European Transport Commissioner Siim Kallas has no intention of exempting airlines, however. The Estonian proudly says: "European citizens have some of the toughest passenger rights in the world and despite these exceptional circumstances, air passengers are entitled to all their usual rights."

But Bisignani is lobbying for change, saying: "It is urgent that the EC finds a way to ease this unfair burden. This is an Act of God, completely outside the control of airlines. Insurers are looking at it this way but airlines are bearing the complete burden for hotel, food and telephones."

However, the insurance industry insists it is not refusing to financial help. Nick Starling, a director at the Association of British Insurers, says: "It is an urban myth that insurers are relying on an 'Act of God' clause to get out of providing cover. While a volcanic eruption is not a specific insured event covered in insurance policies, some cover for delay and travel abandonment may be available, depending on the level of cover purchased by the policyholder."

But, as airlines pick up bills they thought would be covered by insurers, they are increasingly seeking to recover their own costs. They blame governments for imposing the ban, governments for the EU regulations, and they want governments to pay.
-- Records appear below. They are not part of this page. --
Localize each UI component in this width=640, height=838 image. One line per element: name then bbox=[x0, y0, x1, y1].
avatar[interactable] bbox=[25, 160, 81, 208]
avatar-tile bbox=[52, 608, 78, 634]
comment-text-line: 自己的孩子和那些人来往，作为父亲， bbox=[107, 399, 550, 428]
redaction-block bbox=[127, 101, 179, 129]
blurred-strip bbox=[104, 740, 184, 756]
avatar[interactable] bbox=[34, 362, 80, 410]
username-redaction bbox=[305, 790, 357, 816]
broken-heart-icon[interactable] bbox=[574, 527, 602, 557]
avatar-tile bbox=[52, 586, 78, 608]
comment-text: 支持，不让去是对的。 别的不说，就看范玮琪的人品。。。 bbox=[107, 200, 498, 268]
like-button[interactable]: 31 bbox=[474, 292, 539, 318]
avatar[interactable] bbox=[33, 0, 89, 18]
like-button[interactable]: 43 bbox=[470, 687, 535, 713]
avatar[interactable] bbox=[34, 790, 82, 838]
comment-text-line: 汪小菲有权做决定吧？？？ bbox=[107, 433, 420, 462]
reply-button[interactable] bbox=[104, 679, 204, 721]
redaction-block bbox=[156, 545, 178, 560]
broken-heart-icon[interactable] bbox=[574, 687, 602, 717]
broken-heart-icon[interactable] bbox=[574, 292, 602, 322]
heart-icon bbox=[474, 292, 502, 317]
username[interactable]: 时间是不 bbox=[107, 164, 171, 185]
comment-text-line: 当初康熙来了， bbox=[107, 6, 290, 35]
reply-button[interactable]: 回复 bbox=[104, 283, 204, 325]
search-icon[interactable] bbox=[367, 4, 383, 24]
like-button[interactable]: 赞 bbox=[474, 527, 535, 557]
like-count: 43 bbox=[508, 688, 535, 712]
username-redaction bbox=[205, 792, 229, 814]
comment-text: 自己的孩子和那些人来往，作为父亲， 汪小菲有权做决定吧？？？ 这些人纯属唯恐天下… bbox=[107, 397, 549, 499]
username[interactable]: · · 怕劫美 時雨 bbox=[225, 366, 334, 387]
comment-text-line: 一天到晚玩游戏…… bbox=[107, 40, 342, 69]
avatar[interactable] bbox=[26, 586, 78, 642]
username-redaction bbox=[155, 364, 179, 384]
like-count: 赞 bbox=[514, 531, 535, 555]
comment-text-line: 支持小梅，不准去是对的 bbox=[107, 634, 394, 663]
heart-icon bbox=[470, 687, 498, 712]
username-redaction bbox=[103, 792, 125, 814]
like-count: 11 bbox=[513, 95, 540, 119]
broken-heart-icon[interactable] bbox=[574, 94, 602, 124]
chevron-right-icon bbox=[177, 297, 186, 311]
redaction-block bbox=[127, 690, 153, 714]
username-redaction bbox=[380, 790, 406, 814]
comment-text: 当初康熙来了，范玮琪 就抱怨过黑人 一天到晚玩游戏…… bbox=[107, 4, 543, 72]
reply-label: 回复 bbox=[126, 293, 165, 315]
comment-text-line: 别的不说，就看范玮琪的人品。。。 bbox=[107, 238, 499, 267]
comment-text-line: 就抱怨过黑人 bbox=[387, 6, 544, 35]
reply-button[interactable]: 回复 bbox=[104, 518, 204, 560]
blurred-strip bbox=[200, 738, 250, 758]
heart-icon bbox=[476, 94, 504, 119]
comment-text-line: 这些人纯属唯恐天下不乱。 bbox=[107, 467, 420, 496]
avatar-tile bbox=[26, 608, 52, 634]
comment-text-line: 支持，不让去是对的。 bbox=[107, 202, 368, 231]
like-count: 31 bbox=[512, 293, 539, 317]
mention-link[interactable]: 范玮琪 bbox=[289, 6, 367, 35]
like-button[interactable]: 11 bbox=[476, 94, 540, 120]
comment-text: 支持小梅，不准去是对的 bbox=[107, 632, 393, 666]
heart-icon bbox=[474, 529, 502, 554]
Bisignani says: "We must look at government compensation for lost revenues. This industry does not want or need bailouts, but this crisis is not because we have been bad at running our business. It is beyond our control. Governments must take some responsibility, starting with the fact that their methodology for closing airspace with no risk assessment is extremely flawed."

BA, currently merging with Iberia of Spain, is one of the airlines seeking aid. Its chief executive, Willie Walsh, says: "European airlines have asked the EU and national governments for financial compensation. There is a precedent for this as compensation was paid after the closure of US airspace following the terrorist events of 9/11, and clearly the impact of the current situation is more considerable."

The admission by Lord Adonis, the Secretary of State for Transport, that mistakes were made, may weaken the Government's resistance to agreeing payments. In Brussels, Mr Kallas is heading a group looking at the flying ban's economic impact on all sectors, and accepts that state aid may be possible, though no national governments have yet made requests. The EC approved aid after 9/11, and the commissioner says: "Similar compatibility criteria as the ones fixed in 2001 could apply."

This could mean payments to all airlines, so as not to discriminate between companies, but limiting it to the cost of the disruption and with no hidden aid for restructuring carriers. "The Commission could rapidly assess such requests," Mr Kallas says.

This weekend, airlines are flying home the 100,000 Britons stranded abroad, and bookings, which went on hold during the grounding, are starting to pick up again. Manny Fontenla-Novoa, the head of Thomas Cook, says a large number of his frustrated travellers are rebooking, and Paul Bowtell, the finance director of the rival TUI, says: "Most customers who were booked to go on holiday and whose flights were cancelled are choosing to rebook for a later date."

That will mean fewer unsold summer packages and less discounting, say travel agents. Whether through expensive car-hire, higher holiday prices or taxes to fund compensation claims, it will be consumers who pay for Iceland's volcano.